As we must all do our part to heal the partisan divide, this California family’s spring break was a road trip through Texas. We spent a week enjoying barbecue and swimming holes from the Metroplex to the Alamo. And at every opportunity, we stopped at Buc-ee’s, gas station superstores with mountains of freshly made barbecue sandwiches and fudge alongside America’s largest (and apparently cleanest) bathrooms. It was at Buc-ees that 13-year-old Zev learned a valuable lesson. Against my advice and counsel, he used his own money to buy a half-pound of fudge. Regret and a trip to the large, clean bathroom followed hard upon. I also insisted on some history and marched my three teen boys through the 1960s via stops at the Sixth Floor Museum at Dealey Plaza (i.e., the Book Depository), LBJ’s birth place, and the LBJ Presidential Library at UT Austin. By the end, they were as sick of the 60s as your average Fox News viewer.
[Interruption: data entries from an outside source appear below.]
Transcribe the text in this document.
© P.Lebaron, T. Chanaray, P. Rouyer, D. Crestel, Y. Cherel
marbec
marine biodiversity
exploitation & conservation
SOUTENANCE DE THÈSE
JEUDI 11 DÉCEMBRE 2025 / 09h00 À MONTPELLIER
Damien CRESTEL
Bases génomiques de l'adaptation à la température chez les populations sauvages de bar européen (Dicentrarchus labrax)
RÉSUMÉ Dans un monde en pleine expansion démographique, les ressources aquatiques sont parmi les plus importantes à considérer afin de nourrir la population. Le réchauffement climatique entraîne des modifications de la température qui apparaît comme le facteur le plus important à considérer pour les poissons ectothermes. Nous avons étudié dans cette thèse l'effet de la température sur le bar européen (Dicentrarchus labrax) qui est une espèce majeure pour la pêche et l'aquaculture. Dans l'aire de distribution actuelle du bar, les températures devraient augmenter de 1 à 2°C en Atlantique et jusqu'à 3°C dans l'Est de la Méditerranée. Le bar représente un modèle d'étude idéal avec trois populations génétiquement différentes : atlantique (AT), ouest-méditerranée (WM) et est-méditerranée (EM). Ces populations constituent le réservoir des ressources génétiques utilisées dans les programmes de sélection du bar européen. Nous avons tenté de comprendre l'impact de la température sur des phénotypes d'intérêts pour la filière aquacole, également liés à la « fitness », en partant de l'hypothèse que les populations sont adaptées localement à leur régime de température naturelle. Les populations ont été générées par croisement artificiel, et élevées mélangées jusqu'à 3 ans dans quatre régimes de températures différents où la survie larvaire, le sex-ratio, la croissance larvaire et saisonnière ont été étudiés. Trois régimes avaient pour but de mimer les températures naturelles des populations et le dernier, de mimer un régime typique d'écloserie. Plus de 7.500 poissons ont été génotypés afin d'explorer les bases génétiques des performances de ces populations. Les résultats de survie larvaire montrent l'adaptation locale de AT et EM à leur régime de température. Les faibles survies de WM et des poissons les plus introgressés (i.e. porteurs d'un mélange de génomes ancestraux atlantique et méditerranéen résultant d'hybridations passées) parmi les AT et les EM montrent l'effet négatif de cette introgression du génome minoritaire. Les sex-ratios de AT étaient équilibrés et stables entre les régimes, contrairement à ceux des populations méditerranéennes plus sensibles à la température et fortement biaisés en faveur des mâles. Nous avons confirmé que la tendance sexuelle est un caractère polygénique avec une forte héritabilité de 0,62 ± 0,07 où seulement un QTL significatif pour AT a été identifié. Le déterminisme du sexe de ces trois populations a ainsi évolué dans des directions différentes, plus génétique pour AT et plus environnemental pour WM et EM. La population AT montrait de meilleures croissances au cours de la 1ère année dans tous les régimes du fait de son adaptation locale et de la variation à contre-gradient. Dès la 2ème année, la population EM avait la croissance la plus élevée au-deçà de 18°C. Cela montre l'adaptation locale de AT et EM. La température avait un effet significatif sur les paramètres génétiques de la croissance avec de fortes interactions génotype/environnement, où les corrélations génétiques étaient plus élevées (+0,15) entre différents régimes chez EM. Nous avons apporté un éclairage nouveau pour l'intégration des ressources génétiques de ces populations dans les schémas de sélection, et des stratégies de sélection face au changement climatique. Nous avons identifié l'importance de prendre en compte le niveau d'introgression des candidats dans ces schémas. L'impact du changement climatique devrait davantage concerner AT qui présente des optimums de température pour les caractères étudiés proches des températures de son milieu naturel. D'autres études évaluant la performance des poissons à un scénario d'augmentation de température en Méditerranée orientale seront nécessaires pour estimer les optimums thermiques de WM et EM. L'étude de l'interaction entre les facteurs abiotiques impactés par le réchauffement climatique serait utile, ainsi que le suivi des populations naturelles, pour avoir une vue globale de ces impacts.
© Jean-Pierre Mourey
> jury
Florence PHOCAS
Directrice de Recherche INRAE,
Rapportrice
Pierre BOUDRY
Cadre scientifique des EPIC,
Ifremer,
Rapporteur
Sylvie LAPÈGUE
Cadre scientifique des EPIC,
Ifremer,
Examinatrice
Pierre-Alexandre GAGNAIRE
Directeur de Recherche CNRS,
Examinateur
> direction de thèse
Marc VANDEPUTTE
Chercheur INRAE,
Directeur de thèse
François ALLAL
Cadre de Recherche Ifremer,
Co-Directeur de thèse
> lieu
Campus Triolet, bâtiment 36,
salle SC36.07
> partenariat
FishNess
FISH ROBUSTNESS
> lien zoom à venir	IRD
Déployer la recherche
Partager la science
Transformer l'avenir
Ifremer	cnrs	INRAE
There was some respite from political history at the LBJ Library where a traveling exhibit on the history of American music had set up shop. Zev’s response to the exhibit was to head to the gift shop to buy a harmonica. (I reminded him of his errant fudge impulse. When that didn’t work, I told him we had one at home. But germophobe Zev said he’d seen his brother use it.) So for the rest of the road trip, the family had the pleasure of listening to harmonica learning-by-doing from the backseat. Actually, it wasn’t that bad. Within a few days, he sounded like a mini Bob Dylan. We’d think of songs featuring harmonica, put them on, and in seconds Zev would be playing along like he’d been blowing harp for years.
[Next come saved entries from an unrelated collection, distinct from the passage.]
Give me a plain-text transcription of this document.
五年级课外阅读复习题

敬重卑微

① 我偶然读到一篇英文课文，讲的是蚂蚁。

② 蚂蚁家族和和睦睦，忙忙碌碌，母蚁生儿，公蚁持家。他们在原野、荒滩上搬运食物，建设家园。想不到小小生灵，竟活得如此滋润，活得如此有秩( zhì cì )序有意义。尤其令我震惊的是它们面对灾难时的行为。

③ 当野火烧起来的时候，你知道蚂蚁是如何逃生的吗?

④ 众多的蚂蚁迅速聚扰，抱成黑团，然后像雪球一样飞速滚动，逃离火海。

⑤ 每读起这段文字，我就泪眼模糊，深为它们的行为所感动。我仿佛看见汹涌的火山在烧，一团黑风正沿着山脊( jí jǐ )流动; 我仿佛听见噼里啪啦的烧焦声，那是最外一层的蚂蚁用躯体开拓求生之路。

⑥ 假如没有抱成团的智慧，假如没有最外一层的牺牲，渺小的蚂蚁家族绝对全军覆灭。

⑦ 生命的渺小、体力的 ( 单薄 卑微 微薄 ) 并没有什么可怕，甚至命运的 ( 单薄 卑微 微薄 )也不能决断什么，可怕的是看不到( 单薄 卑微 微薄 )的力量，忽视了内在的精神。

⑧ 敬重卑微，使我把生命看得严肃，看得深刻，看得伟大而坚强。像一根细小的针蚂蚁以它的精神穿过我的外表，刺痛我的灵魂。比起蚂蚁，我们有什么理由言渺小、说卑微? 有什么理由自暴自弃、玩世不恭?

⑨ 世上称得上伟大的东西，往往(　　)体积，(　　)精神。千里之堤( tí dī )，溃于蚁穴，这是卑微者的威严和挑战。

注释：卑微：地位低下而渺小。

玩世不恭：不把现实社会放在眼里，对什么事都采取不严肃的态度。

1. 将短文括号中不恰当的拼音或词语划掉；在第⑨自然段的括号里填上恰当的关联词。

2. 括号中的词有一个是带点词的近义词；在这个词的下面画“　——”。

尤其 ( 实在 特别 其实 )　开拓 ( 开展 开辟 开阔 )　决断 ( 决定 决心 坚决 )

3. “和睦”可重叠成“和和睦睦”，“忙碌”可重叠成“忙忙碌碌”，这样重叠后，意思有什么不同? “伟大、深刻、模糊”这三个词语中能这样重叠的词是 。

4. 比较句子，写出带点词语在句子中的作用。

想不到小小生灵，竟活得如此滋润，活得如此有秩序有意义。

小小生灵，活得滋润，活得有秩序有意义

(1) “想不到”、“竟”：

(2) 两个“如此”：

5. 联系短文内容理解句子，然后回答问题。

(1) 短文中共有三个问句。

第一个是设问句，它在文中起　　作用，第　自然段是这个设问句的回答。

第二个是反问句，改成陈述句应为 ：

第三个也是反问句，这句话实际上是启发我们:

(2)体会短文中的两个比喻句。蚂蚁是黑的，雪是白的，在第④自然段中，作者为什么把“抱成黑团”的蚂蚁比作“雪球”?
When we returned to our home state, bereft of Buc-ee’s, we went out to dinner with his aunt, uncle, and cousins. As we sat down at the table, Zev – harp in hand – launched into a pitch-perfect version of Piano Man, drawing looks from surrounding patrons. Impressed but wary of being ejected from a favorite spot, his tactful uncle replied: “Great job, Zev. We were talking about that song today. We were saying how odd it was that in a song called Piano Man, the harmonica player won’t shut up.” And with that, for the first time in a week, Zev put his harmonica away.
Just as you’d expect Piano Man to be all about piano, you’d expect colleges ostensibly preparing students for jobs to deploy the same software used in those jobs. But they don’t. Because while 85-90% of private and public sector employers utilize Microsoft Office (i.e., Word, Excel, Powerpoint, and Outlook), the vast majority of colleges and students are on Google Docs (i.e., Docs, Sheets, Slides, Gmail).